Ковров сказал, улыбаясь:
— Это понятно. Если бы кто другой вырвал вас из такой беды, то и он…
— Нет, нет, — перебила Ирина, — это не совсем так.
Она откинулась на спинку стула и задержала свой пристальный взгляд на Коврове.
— Простите, Сергей Михайлович, мне все кажется, что ваше лицо мне знакомо.
— Живем в одном городе, очевидно встречались.
— О, — воскликнула она, — я жительница Петрограда! Я здесь случайно…
Ирина рассказала, как они попали сюда, затем задумалась.
— Странно: вы же трудовая интеллигенция, почему же вы боитесь революции?
— Ах, не говорите, Сергей Михайлович! — подхватила она с грустью в голосе. — Сейчас все мы поняли, что сделали глупость, не разобрались в ситуации… И папа это видит теперь. Но что поделаешь? В Петроград возврата больше нам нет, — сказала она упавшим голосом.
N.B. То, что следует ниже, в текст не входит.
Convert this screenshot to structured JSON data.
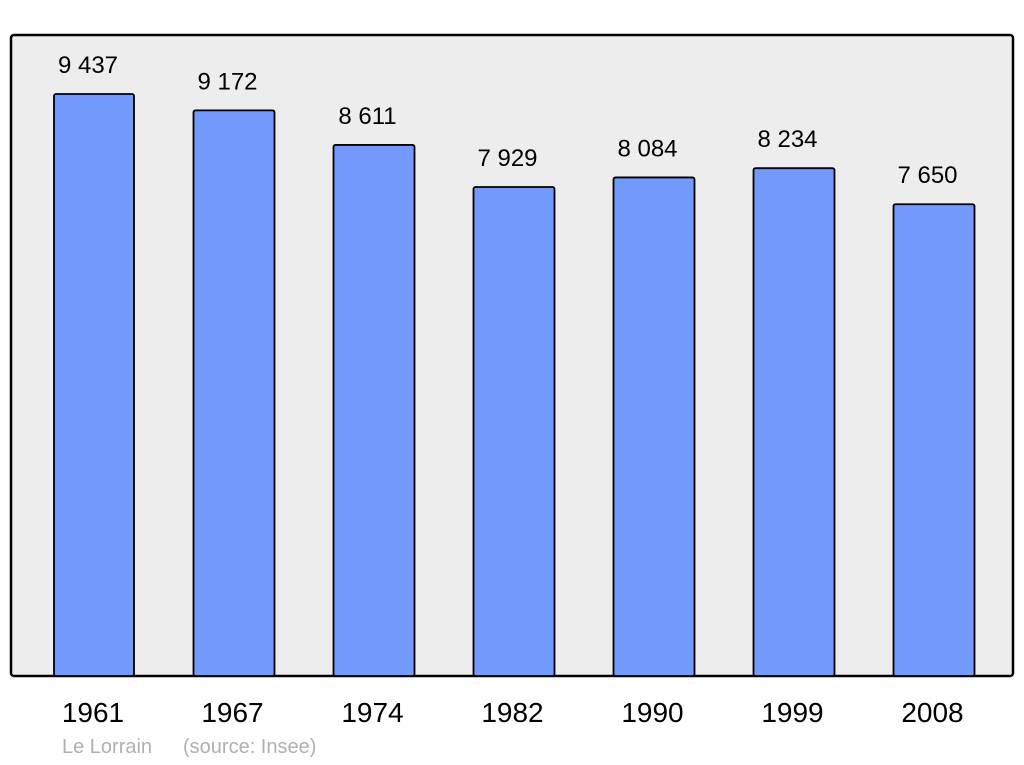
{
  "chart_data": {
    "type": "bar",
    "categories": [
      "1961",
      "1967",
      "1974",
      "1982",
      "1990",
      "1999",
      "2008"
    ],
    "values": [
      9437,
      9172,
      8611,
      7929,
      8084,
      8234,
      7650
    ],
    "value_labels": [
      "9 437",
      "9 172",
      "8 611",
      "7 929",
      "8 084",
      "8 234",
      "7 650"
    ],
    "title": "",
    "xlabel": "",
    "ylabel": "",
    "ylim": [
      0,
      10394
    ],
    "grid": false,
    "colors": {
      "bar": "#7399ff",
      "plot_bg": "#ededed",
      "border": "#000000",
      "footer": "#b0b0b0"
    }
  },
  "footer": {
    "place": "Le Lorrain",
    "source": "(source: Insee)"
  }
}
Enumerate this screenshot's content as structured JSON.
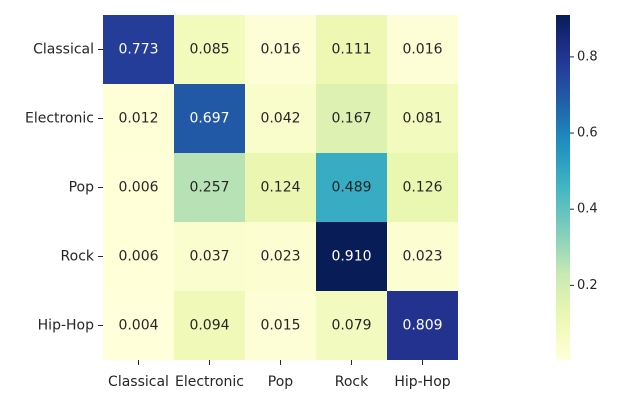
{
  "chart_data": {
    "type": "heatmap",
    "title": "",
    "xlabel": "",
    "ylabel": "",
    "x_categories": [
      "Classical",
      "Electronic",
      "Pop",
      "Rock",
      "Hip-Hop"
    ],
    "y_categories": [
      "Classical",
      "Electronic",
      "Pop",
      "Rock",
      "Hip-Hop"
    ],
    "values": [
      [
        0.773,
        0.085,
        0.016,
        0.111,
        0.016
      ],
      [
        0.012,
        0.697,
        0.042,
        0.167,
        0.081
      ],
      [
        0.006,
        0.257,
        0.124,
        0.489,
        0.126
      ],
      [
        0.006,
        0.037,
        0.023,
        0.91,
        0.023
      ],
      [
        0.004,
        0.094,
        0.015,
        0.079,
        0.809
      ]
    ],
    "value_labels": [
      [
        "0.773",
        "0.085",
        "0.016",
        "0.111",
        "0.016"
      ],
      [
        "0.012",
        "0.697",
        "0.042",
        "0.167",
        "0.081"
      ],
      [
        "0.006",
        "0.257",
        "0.124",
        "0.489",
        "0.126"
      ],
      [
        "0.006",
        "0.037",
        "0.023",
        "0.910",
        "0.023"
      ],
      [
        "0.004",
        "0.094",
        "0.015",
        "0.079",
        "0.809"
      ]
    ],
    "colormap": "YlGnBu",
    "colorbar": {
      "range": [
        0.004,
        0.91
      ],
      "ticks": [
        0.2,
        0.4,
        0.6,
        0.8
      ],
      "tick_labels": [
        "0.2",
        "0.4",
        "0.6",
        "0.8"
      ]
    },
    "grid": false
  }
}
— Почему? Вот кончится война, и вы уедете.
Ирина подняла голову, посмотрела на него взглядом, полным безнадежности.
— А если победит революция? — спросила она.
— Ну, это теперь очевидно. И это, кажется, произойдет скоро. Вот тогда и уедете, — ответил Ковров, чуть скосив на нее глаза.
Ирина встала.
— Вы, как видно, революционер. Почему вы так уверенно говорите, что победит революция?
— Я думаю, в этом может разобраться всякий трезвый человек.
— Вот интересно! — воскликнула Ирина, подвинула ближе к кровати стул и уселась, скрестив руки. С любопытством спросила: — А знаете, Сергей Михайлович, что на вашу революцию двинулись четырнадцать держав? Как же будет теперь чувствовать себя революция? — усмехнулась девушка.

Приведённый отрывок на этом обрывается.